Burgstaller über die Zukunft der Salzburger Festspiele

Wien (OTS) - Nach der Machtverschiebung in Salzburg gibt es eine neue entscheidende Instanz für die politischen Belange der Festspiele. In der morgen erscheinenden NEWS-Ausgabe nehmen die designierte Landeshauptfrau Gabi Burgstaller und ihr Stellvertreter, der künftige Finanzlandesrat Othmar Raus, erstmals zur Zukunft des weitweit bedeutendsten Festivals der Klassik Stellung.

- Die Festspiele bleiben in der direkten Ressortkompetenz der Landeshauptfrau. Burgstaller: "Ich weiß genau, welche Anziehung für unser Land von ihnen ausgeht. Daher stehen sie auch im Mittelpunkt unserer Politik, wobei es klar ist, dass sich die Politik in das Künstlerische nicht einmischt."

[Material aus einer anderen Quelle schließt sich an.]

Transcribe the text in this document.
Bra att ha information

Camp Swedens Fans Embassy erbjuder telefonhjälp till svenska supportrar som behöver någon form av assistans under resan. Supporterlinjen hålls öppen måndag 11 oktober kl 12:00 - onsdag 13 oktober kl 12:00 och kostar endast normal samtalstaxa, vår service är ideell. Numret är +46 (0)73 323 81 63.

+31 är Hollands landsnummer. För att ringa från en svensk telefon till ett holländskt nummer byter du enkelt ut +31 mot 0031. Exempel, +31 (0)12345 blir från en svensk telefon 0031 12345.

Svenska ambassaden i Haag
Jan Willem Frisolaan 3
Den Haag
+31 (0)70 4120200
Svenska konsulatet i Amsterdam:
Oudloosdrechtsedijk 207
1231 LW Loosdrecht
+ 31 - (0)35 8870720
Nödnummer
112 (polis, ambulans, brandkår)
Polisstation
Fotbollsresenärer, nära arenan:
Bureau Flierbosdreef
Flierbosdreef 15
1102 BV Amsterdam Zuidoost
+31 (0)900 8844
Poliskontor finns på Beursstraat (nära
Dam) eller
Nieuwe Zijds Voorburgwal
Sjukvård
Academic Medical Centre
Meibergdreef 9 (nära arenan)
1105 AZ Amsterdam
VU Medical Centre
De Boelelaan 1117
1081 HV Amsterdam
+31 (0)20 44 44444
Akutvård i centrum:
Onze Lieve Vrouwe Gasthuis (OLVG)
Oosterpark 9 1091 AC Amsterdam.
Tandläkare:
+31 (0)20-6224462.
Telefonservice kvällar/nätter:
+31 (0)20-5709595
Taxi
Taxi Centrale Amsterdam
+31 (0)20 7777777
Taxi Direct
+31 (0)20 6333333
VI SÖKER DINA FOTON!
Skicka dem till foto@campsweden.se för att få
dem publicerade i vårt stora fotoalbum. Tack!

- Die Subventionen wurden vor drei Jahren empfindlich gekürzt (laut Intendant Peter Ruzicka muss man schon mit 15 Millionen Euro weniger als Mortier auskommen). Die von Ruzicka mehrfach geforderte Erhöhung der derzeitigen Summe wird es nicht geben. Laut Raus ist im Gefolge der Finanzausgleichverhandlungen nicht einmal der Status quo sicher: "Wir sind froh, wenn wir das Bestehende erhalten können. Wenn wir weiter durch den Bund gekürzt werden, stehen wir mit dem Rücken zur Wand. Auch die Festspiele wären dann nicht tabu." Burgstaller zum selben Thema: "Eine Kürzung ist für mich derzeit kein Thema. Aber wir haben auch eine klare Prioritätenregelung: den Wirtschaftsstandort festigen, Arbeit schaffen, das Recht auf Kinderbetreuung. Wir wollen die Festspiele nicht behindern. Aber ob dafür das gleiche Geld wie bisher notwendig und verfügbar ist, werden wir nach dem nun anstehenden Kassasturz und den Finanzausgleichsverhandlungen wissen. Ich werde mich jedenfalls um Sponsoren bemühen."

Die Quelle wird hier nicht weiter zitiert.